Die US-Raumfahrtbehörde NASA hat gemeinsam mit dem US-Energieministerium ihre Pläne für einen Atomreaktor auf dem Mond erneut bekräftigt. Ziel ist es, ein entsprechendes Kernkraft-System (Fission Surface Power) bis 2030 einsatzbereit auf der Mondoberfläche zu haben.
© (Quelle: NASA)

„Unter der nationalen Raumfahrtpolitik von Präsident Trump hat sich Amerika verpflichtet, zum Mond zurückzukehren, die nötige Infrastruktur für eine dauerhafte Präsenz aufzubauen und die Investitionen zu tätigen, die für den nächsten grossen Schritt zum Mars und darüber hinaus erforderlich sind“, erklärte NASA-Chef Jared Isaacman. „Um diese Zukunft zu verwirklichen, müssen wir die Kernenergie nutzen.“

Die Idee eines Mond-Reaktors ist nicht neu – erste Konzepte und Forschungen laufen bereits seit Jahren (u. a. im Rahmen des Kilopower-Projekts und der laufenden Fission-Surface-Power-Initiative). Neu ist jedoch die klare politische Prioritätensetzung und die frisch unterzeichnete Absichtserklärung zwischen NASA und Energieministerium, die die Zusammenarbeit bei Entwicklung, Brennstoffversorgung, Zulassung und Startvorbereitung intensivieren soll.

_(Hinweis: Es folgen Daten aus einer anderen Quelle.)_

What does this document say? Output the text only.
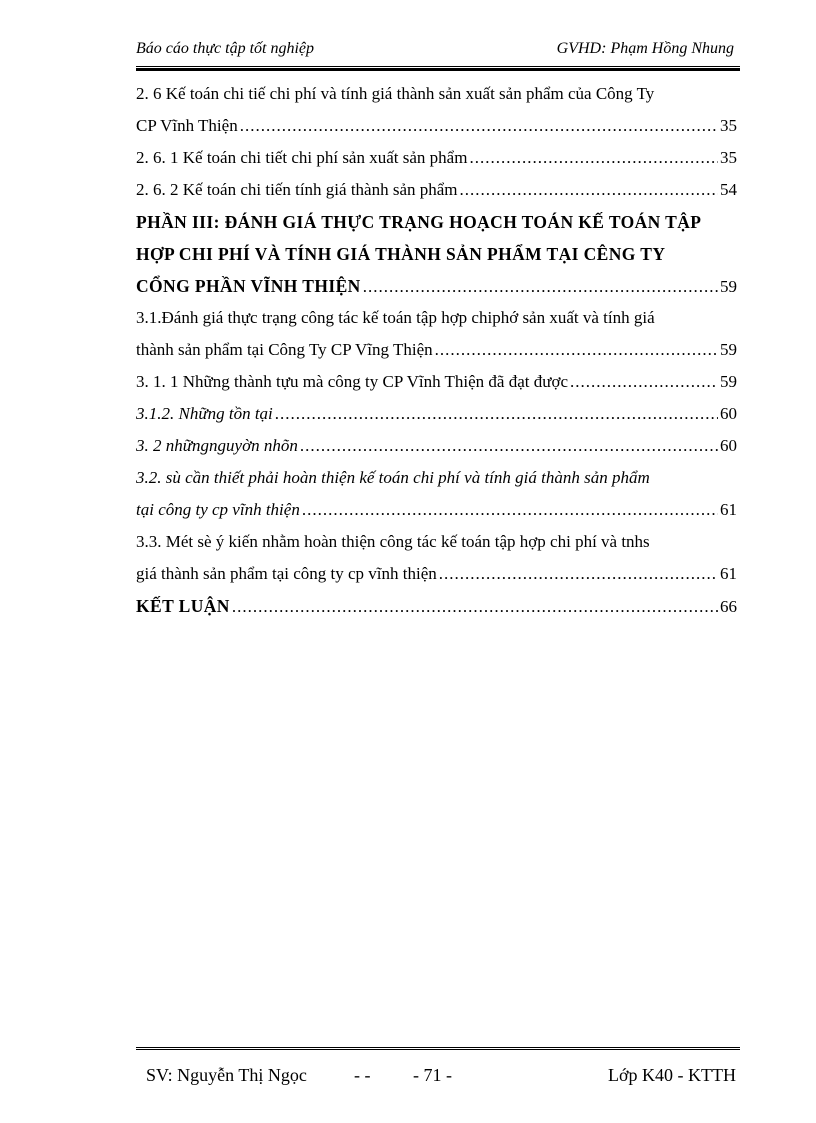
Báo cáo thực tập tốt nghiệp	GVHD: Phạm Hồng Nhung
2. 6 Kế toán chi tiế chi phí và tính giá thành sản xuất sản phẩm của Công Ty
CP Vĩnh Thiện .....	35
2. 6. 1 Kế toán chi tiết chi phí sản xuất sản phẩm .....	35
2. 6. 2 Kế toán chi tiến tính giá thành sản phẩm .....	54
PHẦN III: ĐÁNH GIÁ THỰC TRẠNG HOẠCH TOÁN KẾ TOÁN TẬP
HỢP CHI PHÍ VÀ TÍNH GIÁ THÀNH SẢN PHẨM TẠI CÊNG TY
CỔNG PHẦN VĨNH THIỆN .....	59
3.1.Đánh giá thực trạng công tác kế toán tập hợp chiphớ sản xuất và tính giá
thành sản phẩm tại Công Ty CP Vĩng Thiện .....	59
3. 1. 1 Những thành tựu mà công ty CP Vĩnh Thiện đã đạt được .....	59
3.1.2. Những tồn tại .....	60
3. 2 nhữngnguyờn nhõn .....	60
3.2. sù cần thiết phải hoàn thiện kế toán chi phí và tính giá thành sản phẩm
tại công ty cp vĩnh thiện .....	61
3.3. Mét sè ý kiến nhằm hoàn thiện công tác kế toán tập hợp chi phí và tnhs
giá thành sản phẩm tại công ty cp vĩnh thiện .....	61
KẾT LUẬN .....	66
SV: Nguyễn Thị Ngọc	- - - 71 -	Lớp K40 - KTTH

Hintergrund der beschleunigten Pläne ist vor allem der zunehmende internationale Wettbewerb im Weltall. China arbeitet intensiv an eigenen Mond-Missionen und plant ebenfalls nukleare Energieversorgung für längere Aufenthalte. Russland hatte bereits vor vielen Jahren die Idee eines Mond-Reaktors ins Spiel gebracht und arbeitet derzeit gemeinsam mit China an entsprechenden Konzepten.

Der geplante US-Reaktor soll vor allem eine zuverlässige, sonnen unabhängige Stromversorgung für künftige dauerhafte Mondbasen ermöglichen – unabhängig von langen Mondnächten und extremen Temperaturschwankungen. Er gilt als wichtige Voraussetzung für das Artemis-Programm, mit dem die USA nach über 50 Jahren wieder Astronauten auf den Mond bringen und langfristig eine permanente Präsenz aufbauen wollen.